RÉSOLUTION Finale DH (99) 1
DROITS DE L’HOMME
REQUÊTE N° 19740/92
basta CONTRE L’AUTRICHE
(adoptée par le Comité des Ministres le 18 janvier 1999,
lors de la 654e réunion des Délégués des Ministres)
Le Comité des Ministres, en vertu de l’article 32 de la Convention de sauvegarde des Droits de l’Homme et des Libertés fondamentales (ci-après dénommée «la Convention»),
Vu la Résolution intérimaire DH (97) 518, adoptée le 29 octobre 1997 dans l’affaire Basta contre l’Autriche dans laquelle le Comité des Ministres a conclu qu’il y avait eu, en l’espèce, violation de l’article 6, paragraphe 1, de la Convention et a autorisé la publication du rapport de la Commission européenne des Droits de l’Homme ;
Attendu que le Comité des Ministres a examiné les propositions faites par la Commission, lors de la transmission de son rapport, au sujet d’une satisfaction équitable à accorder au requérant, propositions complétées par lettre du Président de la Commission en date du 5 février 1998 ;
Attendu que, lors de la 626e réunion des Délégués des Ministres, le Comité des Ministres, en accord avec les propositions de la Commission, a dit, par décision adoptée le 22 avril 1998, conformément à l’article 32, paragraphe 2, de la Convention, que le Gouvernement de l’Etat défendeur devait verser au requérant comme satisfaction équitable, dans les trois mois, 108 000 schillings autrichiens au titre du préjudice moral et 9 000 schillings autrichiens au titre des frais et dépens, soit la somme totale de 117 000 schillings autrichiens, et que des intérêts seraient payables sur toute somme impayée, calculés sur la base de chaque mois de retard révolu au taux légal applicable à la date de la présente décision, étant entendu que les intérêts courront à partir de l’expiration du délai jusqu’au jour de la mise à disposition du paiement complet ;
Attendu que le Comité des Ministres a invité le Gouvernement de l’Etat défendeur à l’informer des mesures prises à la suite de ses décisions des 29 octobre 1997 et 22 avril 1998, eu égard à l’obligation qu’a l’Autriche de s’y conformer selon l’article 32, paragraphe 4, de la Convention ;
Attendu que, lors de l’examen de cette affaire par le Comité des Ministres, le Gouvernement de l’Etat défendeur a ainsi donné à celui-ci des informations sur les mesures prises à la suite de ses décisions, informations qui sont résumées dans l’annexe à la présente résolution ;
Attendu qu’il n’y a aucune indication de ce que, dans les circonstances de la présente affaire, la procédure mentionnée par le Gouvernement autrichien selon laquelle les sommes allouées au requérant au titre de la satisfaction équitable ont été déduites pour assurer le paiement de créances en faveur de l’Etat, constitue une ingérence injustifiée dans les droits du requérant en vertu de la Convention ;
Déclare, après avoir pris note des mesures prises par le Gouvernement de l’Autriche, qu’il a rempli ses fonctions en vertu de l’article 32 de la Convention dans la présente affaire.

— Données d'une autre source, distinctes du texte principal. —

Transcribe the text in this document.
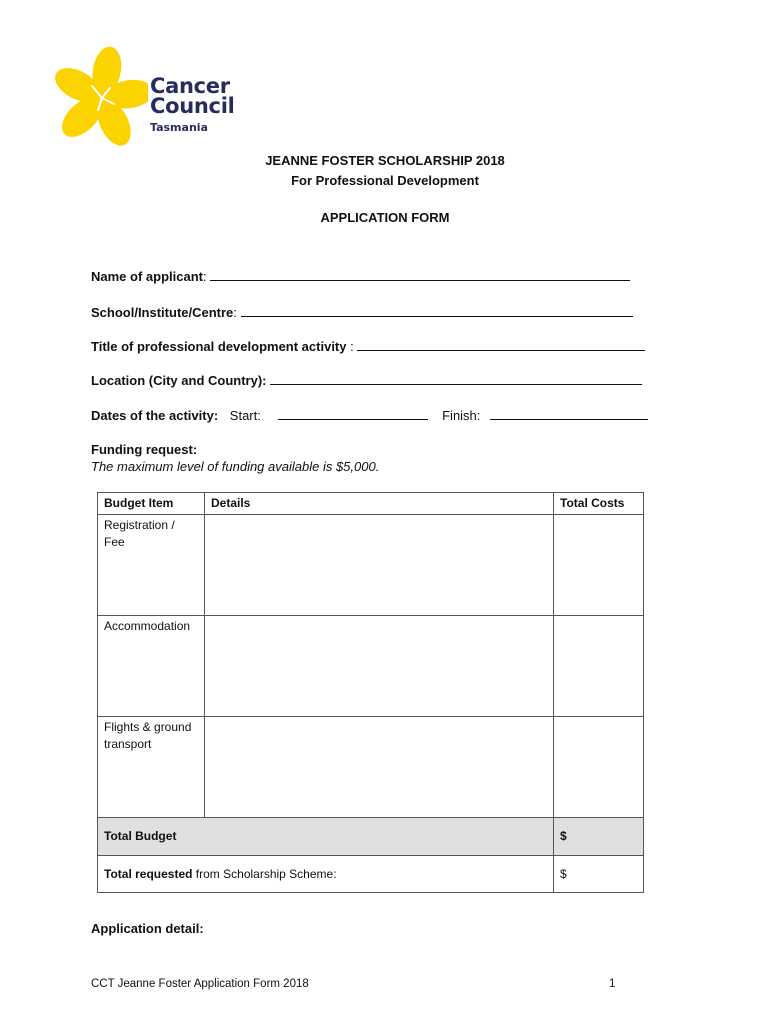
Cancer
Council
Tasmania
JEANNE FOSTER SCHOLARSHIP 2018
For Professional Development
APPLICATION FORM
Name of applicant:
School/Institute/Centre:
Title of professional development activity :
Location (City and Country):
Dates of the activity: Start:	Finish:
Funding request:
The maximum level of funding available is $5,000.
Budget Item	Details	Total Costs
Registration / Fee		
Accommodation		
Flights & ground transport		
Total Budget		$
Total requested from Scholarship Scheme:		$
Application detail:
CCT Jeanne Foster Application Form 2018	1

Annexe à la Résolution Finale DH (99) 1
Informations fournies par le Gouvernement de l’Autriche
lors de l’examen de l’affaire Basta
par le Comité des Ministres
Le rapport de la Commission européenne des Droits de l’Homme ainsi que les décisions du Comité des Ministres adoptés dans la présente affaire ont été transmis aux autorités directement concernées afin de souligner leurs obligations en vertu de la Convention.
En ce qui concerne la somme de 117 000 schillings autrichiens octroyée au titre de satisfaction équitable par le Comité des Ministres (108 000 schillings autrichiens pour dommage moral et 9 000 schillings autrichiens pour frais et dépens), le service des impôts (Finanzprokuratur) de Vienne a notifié au requérant, le 28 mai 1998, le fait qu’il avait saisi cette somme, en raison d’une créance de valeur égale de l’Etat contre le requérant établie par un arrêt du tribunal du travail de Vienne du 16 septembre 1993. Le Gouvernement considère que dans les circonstances de la cause, la créance en question n’avait aucun rapport avec la violation constatée dans la présente affaire.